Ese biógrafo lo describe como “un hombre de rostro serio, pero no adusto, que infundía respeto al verlo actuar”. Nunca alzaba la voz para imponerse. Tenía una lógica apabullante. Más de una vez cortó una discusión médica, diciendo tajantemente que “el enfermo viene a que lo curen, y no a que le den lecciones de medicina”. Otra de sus frases favoritas, era que “el mejor remedio, es el que cura”.

Díaz era sumamente estudioso y tenía un enorme respeto por la investigación científica, así como se afanaba por conocer exhaustivamente toda novedad que pudiera aparecer dentro de su especialidad. Pero nunca despreció la experiencia práctica y el sentido común. Eso fue lo que le granjeó un enorme prestigio.

Además, tenía un gran sentido del humor. A veces, los pisos lustrados le provocaban súbitas y violentas caídas, a causa de sus piernas ortopédicas. Pero es fama que siempre se levantaba sonriendo, y lanzaba algún chiste, dirigido a quienes eran espectadores aterrados de sus resbalones.

Unos honorarios

Otra característica del doctor Díaz era su enorme generosidad. Jamás aceptó honorarios por su trabajo en el Hospital de Niños, y costeaba de su bolsillo al ayudante que tenía. Durante diez años, atendió gratuitamente al presidente Roque Sáenz Peña. Esa tarea dio lugar a un episodio muy revelador de su personalidad, que suscitó largos comentarios.

Sucedió que, al fallecer Sáenz Peña en 1914, Díaz envió a sus herederos una cuenta de honorarios de 100.000 pesos, por la atención gratuita que le había brindado a lo largo de la última década de su vida. A la familia Sáenz Peña le pareció muy elevada la suma y se negó a pagarla. Entonces, Díaz llevó la cuestión a los Tribunales y logró ganar el pleito, en todas las instancias.

Ni bien cobró judicialmente la entonces fantástica suma, dispuso donarla en su totalidad a la Comisión del Monumento a Sáenz Peña. Demostraba así que lo único que buscaba era que se hiciera justicia, y que no le importaban en absoluto las ventajas personales.

Enorme calidad

El doctor Pacífico Díaz falleció en Buenos Aires el 30 de enero de 1931, víctima de una peritonitis.

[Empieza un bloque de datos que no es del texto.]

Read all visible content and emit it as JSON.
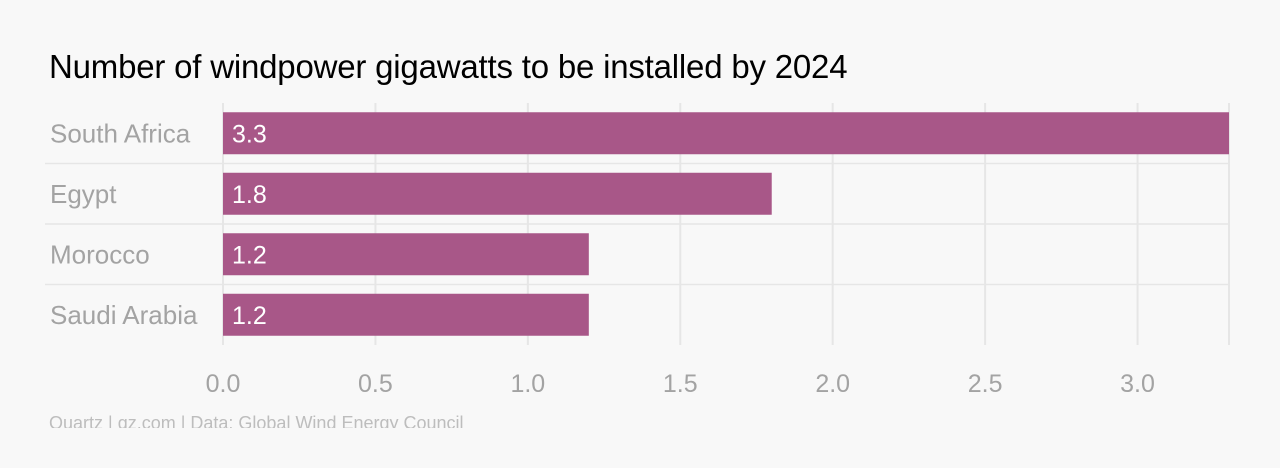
{
  "title": "Number of windpower gigawatts to be installed by 2024",
  "source": "Quartz | qz.com | Data: Global Wind Energy Council",
  "chart_data": {
    "type": "bar",
    "orientation": "horizontal",
    "title": "Number of windpower gigawatts to be installed by 2024",
    "categories": [
      "South Africa",
      "Egypt",
      "Morocco",
      "Saudi Arabia"
    ],
    "values": [
      3.3,
      1.8,
      1.2,
      1.2
    ],
    "value_labels": [
      "3.3",
      "1.8",
      "1.2",
      "1.2"
    ],
    "xlim": [
      0,
      3.3
    ],
    "x_ticks": [
      0.0,
      0.5,
      1.0,
      1.5,
      2.0,
      2.5,
      3.0
    ],
    "x_tick_labels": [
      "0.0",
      "0.5",
      "1.0",
      "1.5",
      "2.0",
      "2.5",
      "3.0"
    ],
    "bar_color": "#a85788",
    "grid": true,
    "xlabel": "",
    "ylabel": ""
  }
}
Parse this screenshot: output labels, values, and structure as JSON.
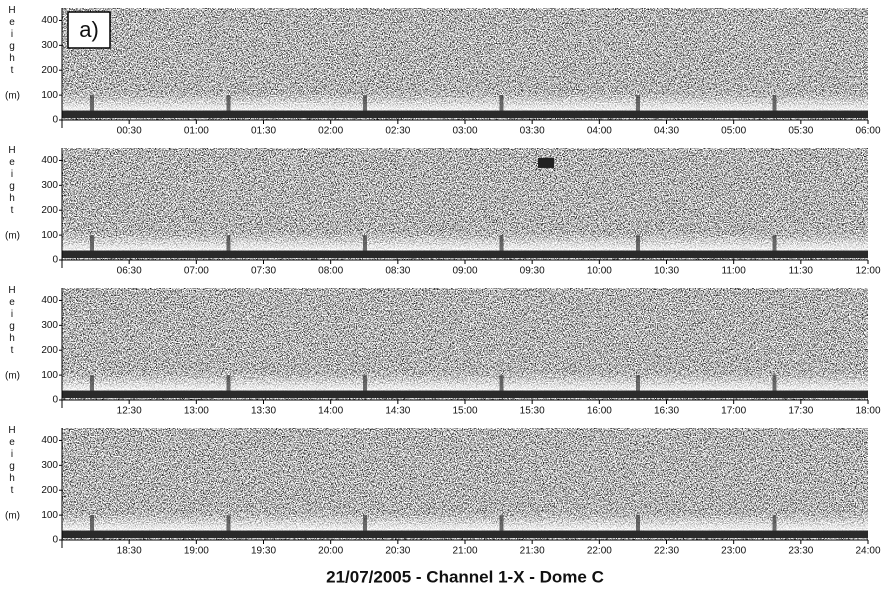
{
  "chart_data": [
    {
      "type": "echogram",
      "panel_label": "a)",
      "y_label": "Height",
      "y_unit": "(m)",
      "ylim": [
        0,
        450
      ],
      "yticks": [
        0,
        100,
        200,
        300,
        400
      ],
      "xlim": [
        0,
        6
      ],
      "xticks": [
        {
          "value": 0.5,
          "label": "00:30"
        },
        {
          "value": 1,
          "label": "01:00"
        },
        {
          "value": 1.5,
          "label": "01:30"
        },
        {
          "value": 2,
          "label": "02:00"
        },
        {
          "value": 2.5,
          "label": "02:30"
        },
        {
          "value": 3,
          "label": "03:00"
        },
        {
          "value": 3.5,
          "label": "03:30"
        },
        {
          "value": 4,
          "label": "04:00"
        },
        {
          "value": 4.5,
          "label": "04:30"
        },
        {
          "value": 5,
          "label": "05:00"
        },
        {
          "value": 5.5,
          "label": "05:30"
        },
        {
          "value": 6,
          "label": "06:00"
        }
      ]
    },
    {
      "type": "echogram",
      "y_label": "Height",
      "y_unit": "(m)",
      "ylim": [
        0,
        450
      ],
      "yticks": [
        0,
        100,
        200,
        300,
        400
      ],
      "xlim": [
        6,
        12
      ],
      "xticks": [
        {
          "value": 6.5,
          "label": "06:30"
        },
        {
          "value": 7,
          "label": "07:00"
        },
        {
          "value": 7.5,
          "label": "07:30"
        },
        {
          "value": 8,
          "label": "08:00"
        },
        {
          "value": 8.5,
          "label": "08:30"
        },
        {
          "value": 9,
          "label": "09:00"
        },
        {
          "value": 9.5,
          "label": "09:30"
        },
        {
          "value": 10,
          "label": "10:00"
        },
        {
          "value": 10.5,
          "label": "10:30"
        },
        {
          "value": 11,
          "label": "11:00"
        },
        {
          "value": 11.5,
          "label": "11:30"
        },
        {
          "value": 12,
          "label": "12:00"
        }
      ]
    },
    {
      "type": "echogram",
      "y_label": "Height",
      "y_unit": "(m)",
      "ylim": [
        0,
        450
      ],
      "yticks": [
        0,
        100,
        200,
        300,
        400
      ],
      "xlim": [
        12,
        18
      ],
      "xticks": [
        {
          "value": 12.5,
          "label": "12:30"
        },
        {
          "value": 13,
          "label": "13:00"
        },
        {
          "value": 13.5,
          "label": "13:30"
        },
        {
          "value": 14,
          "label": "14:00"
        },
        {
          "value": 14.5,
          "label": "14:30"
        },
        {
          "value": 15,
          "label": "15:00"
        },
        {
          "value": 15.5,
          "label": "15:30"
        },
        {
          "value": 16,
          "label": "16:00"
        },
        {
          "value": 16.5,
          "label": "16:30"
        },
        {
          "value": 17,
          "label": "17:00"
        },
        {
          "value": 17.5,
          "label": "17:30"
        },
        {
          "value": 18,
          "label": "18:00"
        }
      ]
    },
    {
      "type": "echogram",
      "y_label": "Height",
      "y_unit": "(m)",
      "ylim": [
        0,
        450
      ],
      "yticks": [
        0,
        100,
        200,
        300,
        400
      ],
      "xlim": [
        18,
        24
      ],
      "xticks": [
        {
          "value": 18.5,
          "label": "18:30"
        },
        {
          "value": 19,
          "label": "19:00"
        },
        {
          "value": 19.5,
          "label": "19:30"
        },
        {
          "value": 20,
          "label": "20:00"
        },
        {
          "value": 20.5,
          "label": "20:30"
        },
        {
          "value": 21,
          "label": "21:00"
        },
        {
          "value": 21.5,
          "label": "21:30"
        },
        {
          "value": 22,
          "label": "22:00"
        },
        {
          "value": 22.5,
          "label": "22:30"
        },
        {
          "value": 23,
          "label": "23:00"
        },
        {
          "value": 23.5,
          "label": "23:30"
        },
        {
          "value": 24,
          "label": "24:00"
        }
      ]
    }
  ],
  "caption": "21/07/2005 - Channel 1-X - Dome C"
}
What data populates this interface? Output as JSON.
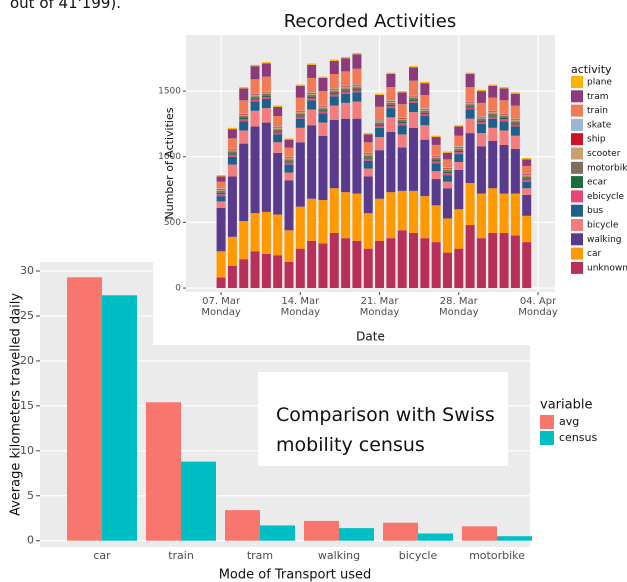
{
  "page_text": "out of 41'199).",
  "chart_data": [
    {
      "type": "stacked-bar",
      "title": "Recorded Activities",
      "x_label": "Date",
      "y_label": "Number of Activities",
      "x": [
        0,
        1,
        2,
        3,
        4,
        5,
        6,
        7,
        8,
        9,
        10,
        11,
        12,
        13,
        14,
        15,
        16,
        17,
        18,
        19,
        20,
        21,
        22,
        23,
        24,
        25,
        26,
        27
      ],
      "xlim": [
        -3.1,
        29.5
      ],
      "xticks": [
        {
          "value": 0,
          "label": "07. Mar\nMonday"
        },
        {
          "value": 7,
          "label": "14. Mar\nMonday"
        },
        {
          "value": 14,
          "label": "21. Mar\nMonday"
        },
        {
          "value": 21,
          "label": "28. Mar\nMonday"
        },
        {
          "value": 28,
          "label": "04. Apr\nMonday"
        }
      ],
      "ylim": [
        -30,
        1927
      ],
      "yticks": [
        0,
        500,
        1000,
        1500
      ],
      "grid": true,
      "legend_title": "activity",
      "series": [
        {
          "name": "unknown",
          "color": "#b8305a",
          "values": [
            80,
            170,
            220,
            280,
            260,
            250,
            200,
            300,
            360,
            340,
            420,
            380,
            360,
            300,
            360,
            380,
            440,
            420,
            380,
            350,
            270,
            300,
            480,
            380,
            420,
            420,
            400,
            350
          ]
        },
        {
          "name": "car",
          "color": "#ff9900",
          "values": [
            200,
            220,
            290,
            290,
            320,
            310,
            240,
            320,
            320,
            330,
            340,
            350,
            360,
            270,
            320,
            350,
            300,
            320,
            320,
            280,
            260,
            300,
            320,
            340,
            340,
            300,
            320,
            200
          ]
        },
        {
          "name": "walking",
          "color": "#5a3a8c",
          "values": [
            330,
            460,
            590,
            660,
            680,
            470,
            380,
            490,
            560,
            490,
            520,
            560,
            570,
            280,
            370,
            460,
            330,
            480,
            430,
            200,
            230,
            300,
            380,
            360,
            360,
            370,
            340,
            160
          ]
        },
        {
          "name": "bicycle",
          "color": "#f47c7c",
          "values": [
            50,
            90,
            100,
            120,
            110,
            80,
            60,
            110,
            120,
            100,
            110,
            120,
            130,
            60,
            100,
            110,
            100,
            120,
            110,
            60,
            50,
            60,
            110,
            100,
            100,
            110,
            100,
            50
          ]
        },
        {
          "name": "bus",
          "color": "#1f5f8b",
          "values": [
            40,
            60,
            70,
            70,
            70,
            60,
            60,
            70,
            70,
            70,
            70,
            70,
            70,
            60,
            70,
            70,
            70,
            70,
            70,
            60,
            50,
            60,
            70,
            70,
            70,
            70,
            70,
            50
          ]
        },
        {
          "name": "ebicycle",
          "color": "#e8457a",
          "values": [
            15,
            15,
            15,
            15,
            15,
            15,
            15,
            15,
            15,
            15,
            15,
            15,
            15,
            15,
            15,
            15,
            15,
            15,
            15,
            15,
            15,
            15,
            15,
            15,
            15,
            15,
            15,
            15
          ]
        },
        {
          "name": "ecar",
          "color": "#1b6e3a",
          "values": [
            10,
            10,
            10,
            10,
            10,
            10,
            10,
            10,
            10,
            10,
            10,
            10,
            10,
            10,
            10,
            10,
            10,
            10,
            10,
            10,
            10,
            10,
            10,
            10,
            10,
            10,
            10,
            10
          ]
        },
        {
          "name": "motorbike",
          "color": "#7d6e60",
          "values": [
            15,
            15,
            15,
            15,
            15,
            15,
            15,
            15,
            15,
            15,
            15,
            15,
            15,
            15,
            15,
            15,
            15,
            15,
            15,
            15,
            15,
            15,
            15,
            15,
            15,
            15,
            15,
            15
          ]
        },
        {
          "name": "scooter",
          "color": "#c9a070",
          "values": [
            10,
            10,
            10,
            10,
            10,
            10,
            10,
            10,
            10,
            10,
            10,
            10,
            10,
            10,
            10,
            10,
            10,
            10,
            10,
            10,
            10,
            10,
            10,
            10,
            10,
            10,
            10,
            10
          ]
        },
        {
          "name": "ship",
          "color": "#cc1426",
          "values": [
            5,
            5,
            5,
            5,
            5,
            5,
            5,
            5,
            5,
            5,
            5,
            5,
            5,
            5,
            5,
            5,
            5,
            5,
            5,
            5,
            5,
            5,
            5,
            5,
            5,
            5,
            5,
            5
          ]
        },
        {
          "name": "skate",
          "color": "#9cb6d6",
          "values": [
            5,
            5,
            5,
            5,
            5,
            5,
            5,
            5,
            5,
            5,
            5,
            5,
            5,
            5,
            5,
            5,
            5,
            5,
            5,
            5,
            5,
            5,
            5,
            5,
            5,
            5,
            5,
            5
          ]
        },
        {
          "name": "train",
          "color": "#f27a55",
          "values": [
            50,
            80,
            100,
            110,
            110,
            80,
            70,
            100,
            110,
            110,
            110,
            110,
            120,
            80,
            100,
            100,
            100,
            110,
            100,
            80,
            60,
            80,
            110,
            100,
            100,
            100,
            100,
            60
          ]
        },
        {
          "name": "tram",
          "color": "#8c3a7c",
          "values": [
            40,
            70,
            90,
            100,
            100,
            70,
            60,
            90,
            100,
            100,
            100,
            100,
            110,
            60,
            90,
            100,
            90,
            100,
            90,
            60,
            50,
            70,
            100,
            90,
            90,
            90,
            90,
            50
          ]
        },
        {
          "name": "plane",
          "color": "#ffb300",
          "values": [
            10,
            10,
            10,
            10,
            10,
            10,
            10,
            10,
            10,
            10,
            10,
            10,
            10,
            10,
            10,
            10,
            10,
            10,
            10,
            10,
            10,
            10,
            10,
            10,
            10,
            10,
            10,
            10
          ]
        }
      ]
    },
    {
      "type": "grouped-bar",
      "x_label": "Mode of Transport used",
      "y_label": "Average kilometers travelled daily",
      "categories": [
        "car",
        "train",
        "tram",
        "walking",
        "bicycle",
        "motorbike"
      ],
      "ylim": [
        -0.7,
        31
      ],
      "yticks": [
        0,
        5,
        10,
        15,
        20,
        25,
        30
      ],
      "grid": true,
      "legend_title": "variable",
      "annotation": "Comparison with Swiss mobility census",
      "series": [
        {
          "name": "avg",
          "color": "#f8766d",
          "values": [
            29.3,
            15.4,
            3.4,
            2.2,
            2.0,
            1.6
          ]
        },
        {
          "name": "census",
          "color": "#00bfc4",
          "values": [
            27.3,
            8.8,
            1.7,
            1.4,
            0.8,
            0.5
          ]
        }
      ]
    }
  ]
}
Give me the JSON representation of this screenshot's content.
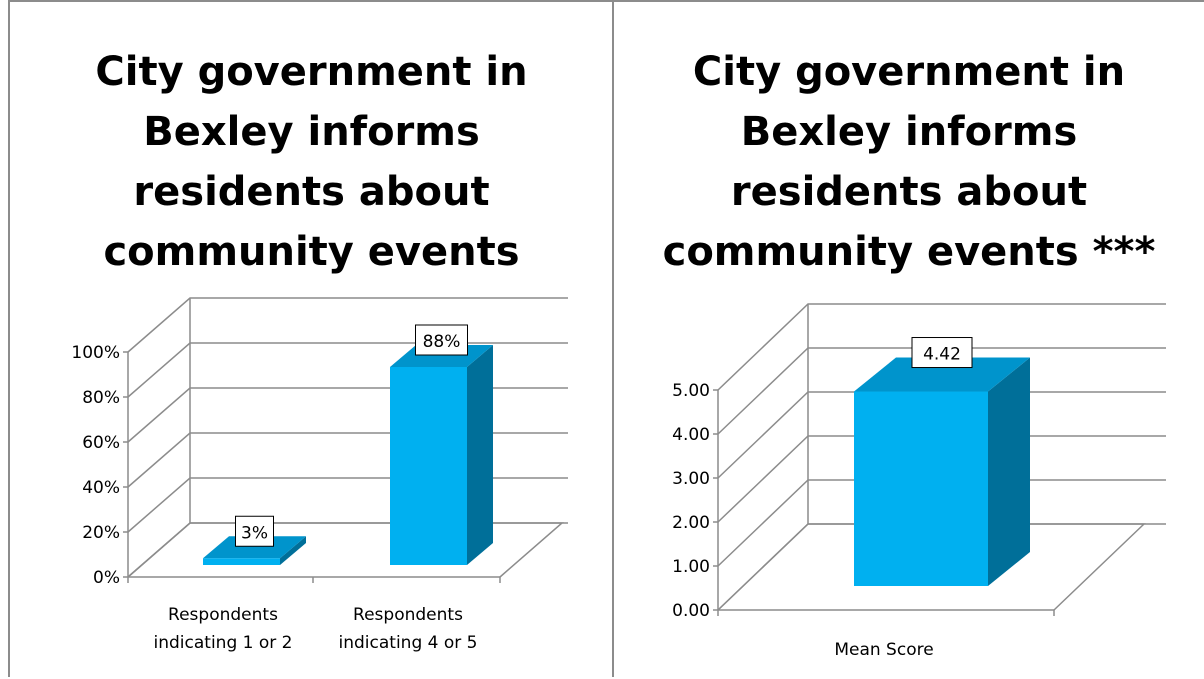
{
  "colors": {
    "bar_front": "#00b0f0",
    "bar_top": "#0094cc",
    "bar_side": "#006f99",
    "grid": "#8c8c8c"
  },
  "chart_data": [
    {
      "type": "bar",
      "title": "City government in\nBexley informs\nresidents about\ncommunity events",
      "categories": [
        "Respondents\nindicating 1 or 2",
        "Respondents\nindicating 4 or 5"
      ],
      "values": [
        3,
        88
      ],
      "data_labels": [
        "3%",
        "88%"
      ],
      "yticks": [
        "0%",
        "20%",
        "40%",
        "60%",
        "80%",
        "100%"
      ],
      "ylim": [
        0,
        100
      ],
      "grid": true,
      "style": "3d-column"
    },
    {
      "type": "bar",
      "title": "City government in\nBexley informs\nresidents about\ncommunity events ***",
      "categories": [
        "Mean Score"
      ],
      "values": [
        4.42
      ],
      "data_labels": [
        "4.42"
      ],
      "yticks": [
        "0.00",
        "1.00",
        "2.00",
        "3.00",
        "4.00",
        "5.00"
      ],
      "ylim": [
        0,
        5
      ],
      "grid": true,
      "style": "3d-column"
    }
  ]
}
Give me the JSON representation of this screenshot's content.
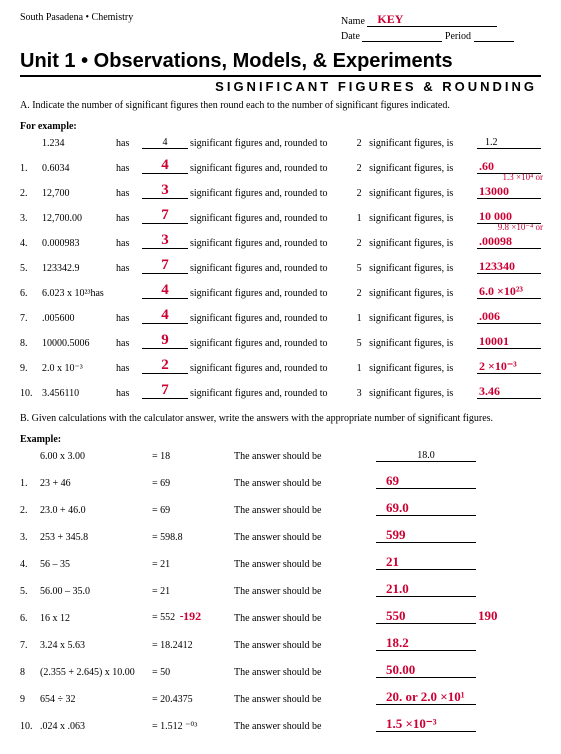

Una placa de bronce recuerda a este ilustre tucumano en el Hospital de Niños de la Capital Federal, y lleva su nombre el Servicio de Dermatología del Hospital Militar Central.

En 1963, su biógrafo Trepat escribió que, para intentar una síntesis de la vida del doctor Díaz, habría que decir que fue, “ante todo, nada más y nada menos que un médico, con todo el contenido humano que esta condición fatalmente implica; esa sustancia humana fue, en él, de una calidad excepcional por la abnegación, la generosidad y la fuerza de voluntad que contenía”. Y “parecería difícil poder trasladar su personalidad a nuestros tiempos sin riesgo de menoscabo, hoy que los electrocardiogramas pretenden suplir la exploración biológica, y que existen ya máquinas electrónicas de diagnóstico”.